Le mode de rédaction du livre, soutenu par une mise en page aérée et limpide, n'est pas complètement nouveau : l'auteur a regroupé par thèmes des segments de témoignages recueillis auprès de « cinquante personnes, d'âge et d'origine sociale variés, et représentatifs de la société française contemporaine ». Les morceaux de vies ainsi saisis, heureux ou malheureux, souvent difficiles, révèlent l'extraordinaire variété des attitudes vis-à-vis de la décision de procréer, puis tout au long de la grossesse comme lors de l'accouchement et dans les premiers jours qui suivent la naissance, attitudes que l'auteur se garde d'ailleurs bien de juger. Bien sûr, émergent au fur et à mesure des récits et des commentaires, des thèmes de réflexion plus généraux, tel le désir d'enfant, le moment de l'avènement de la conscience humaine, les apports et les limites de l'échographie ou le choix du mode d'accouchement.
Le savoir des mères
Si surprise il doit y avoir, elle pourrait peut-être venir de l'équilibre que parvient à maintenir l'auteur entre des logiques que nos sociétés ont tendance à opposer : ainsi Christophe Massin accueille-t-il volontiers les récits de mères ou de pères qui disent avoir ressenti « le moment de la conception » ou la confiance de leur nouveau-né à leur égard, comme celui de femmes terrorisées par l'accouchement, bref, toutes sortes de discours volontiers considérés comme irrationnels dans notre monde médicalisé.
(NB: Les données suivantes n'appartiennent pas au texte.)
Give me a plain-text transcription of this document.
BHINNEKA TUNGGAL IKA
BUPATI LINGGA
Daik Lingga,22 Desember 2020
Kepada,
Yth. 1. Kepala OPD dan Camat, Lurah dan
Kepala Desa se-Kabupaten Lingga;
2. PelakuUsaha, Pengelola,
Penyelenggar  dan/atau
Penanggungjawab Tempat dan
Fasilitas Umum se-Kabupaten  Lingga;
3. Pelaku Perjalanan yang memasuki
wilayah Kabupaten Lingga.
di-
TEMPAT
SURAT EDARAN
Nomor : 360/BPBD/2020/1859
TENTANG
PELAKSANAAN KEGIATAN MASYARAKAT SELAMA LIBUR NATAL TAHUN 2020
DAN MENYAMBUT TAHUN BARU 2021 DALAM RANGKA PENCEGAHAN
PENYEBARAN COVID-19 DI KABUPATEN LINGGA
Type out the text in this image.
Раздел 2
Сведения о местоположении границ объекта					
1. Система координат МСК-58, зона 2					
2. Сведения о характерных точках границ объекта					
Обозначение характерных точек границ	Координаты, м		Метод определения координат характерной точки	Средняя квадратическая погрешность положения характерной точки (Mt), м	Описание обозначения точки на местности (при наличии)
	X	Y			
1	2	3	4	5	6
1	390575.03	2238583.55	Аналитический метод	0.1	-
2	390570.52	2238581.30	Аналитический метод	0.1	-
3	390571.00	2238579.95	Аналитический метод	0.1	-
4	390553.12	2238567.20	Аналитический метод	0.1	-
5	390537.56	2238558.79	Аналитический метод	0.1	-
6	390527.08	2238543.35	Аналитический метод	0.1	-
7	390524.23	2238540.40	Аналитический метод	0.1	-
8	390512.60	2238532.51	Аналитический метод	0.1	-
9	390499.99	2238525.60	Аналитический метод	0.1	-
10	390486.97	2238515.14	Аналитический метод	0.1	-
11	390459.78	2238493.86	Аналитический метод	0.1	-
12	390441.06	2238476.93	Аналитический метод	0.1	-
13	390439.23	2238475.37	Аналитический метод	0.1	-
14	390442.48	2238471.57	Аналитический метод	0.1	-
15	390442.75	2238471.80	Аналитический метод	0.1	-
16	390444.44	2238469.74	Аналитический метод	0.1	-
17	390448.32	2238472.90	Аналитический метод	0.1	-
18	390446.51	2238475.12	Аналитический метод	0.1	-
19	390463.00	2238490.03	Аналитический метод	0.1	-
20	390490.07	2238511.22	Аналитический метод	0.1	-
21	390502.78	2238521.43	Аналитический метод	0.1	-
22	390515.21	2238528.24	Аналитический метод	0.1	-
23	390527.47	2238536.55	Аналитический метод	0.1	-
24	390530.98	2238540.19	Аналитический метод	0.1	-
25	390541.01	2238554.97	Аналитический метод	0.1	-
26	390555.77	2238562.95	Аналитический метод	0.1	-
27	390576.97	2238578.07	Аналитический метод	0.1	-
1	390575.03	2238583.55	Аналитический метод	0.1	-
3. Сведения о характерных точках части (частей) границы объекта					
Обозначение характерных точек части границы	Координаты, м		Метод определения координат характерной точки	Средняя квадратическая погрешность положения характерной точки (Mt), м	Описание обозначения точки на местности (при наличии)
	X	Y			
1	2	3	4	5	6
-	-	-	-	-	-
Mais il note aussi qu'aucune preuve ne peut venir confirmer ou infirmer de tels récits et que les craintes des femmes, infondées sans doute dans le contexte médical, doivent être prises en compte par le monde médical. Il s'interroge longuement avec ses témoins sur les places respectives que peuvent prendre la famille et l'équipe médicale et prend tout son temps pour poser les bases de cette relation de confiance, de ce partenariat, qui semblent indispensables à la sécurité physique et psychique de l'enfant et de ses parents. S'il veut réhabiliter le savoir des mères, ce n'est pas aux dépens des apports de la science et de la technologie, et donner aux émotions la place qu'elles méritent ne lui paraît pas imposer de chasser les professionnels du lieu. Enfin, si le tableau qu'il dresse finalement du « couple créateur », pleinement responsable de ses choix, et des parents créés par leur enfant, apparaît quelque peu idéal, le psychiatre reste « bien conscient » que ses conseils « peuvent se révéler plus difficiles à mettre en pratique qu'il n'y paraît » et que l'action qui peut permettre de faire de chaque naissance un accomplissement, initiée sans doute par les parents, dépend aussi « des décrets et lois qui encadrent le suivi périnatal ».
« La Naissance, un voyage », Muriel Bonnet del Valle, éditions Vergôloises (Vergol, 26570 Montbrun-les-Bains), diffusion L'Harmattan, 145 F (22 euros).
« Vous qui donnez la vie », Dr Christophe Massin, Flammarion/ Aubier, 319 pages, 138 F (21,04 euros).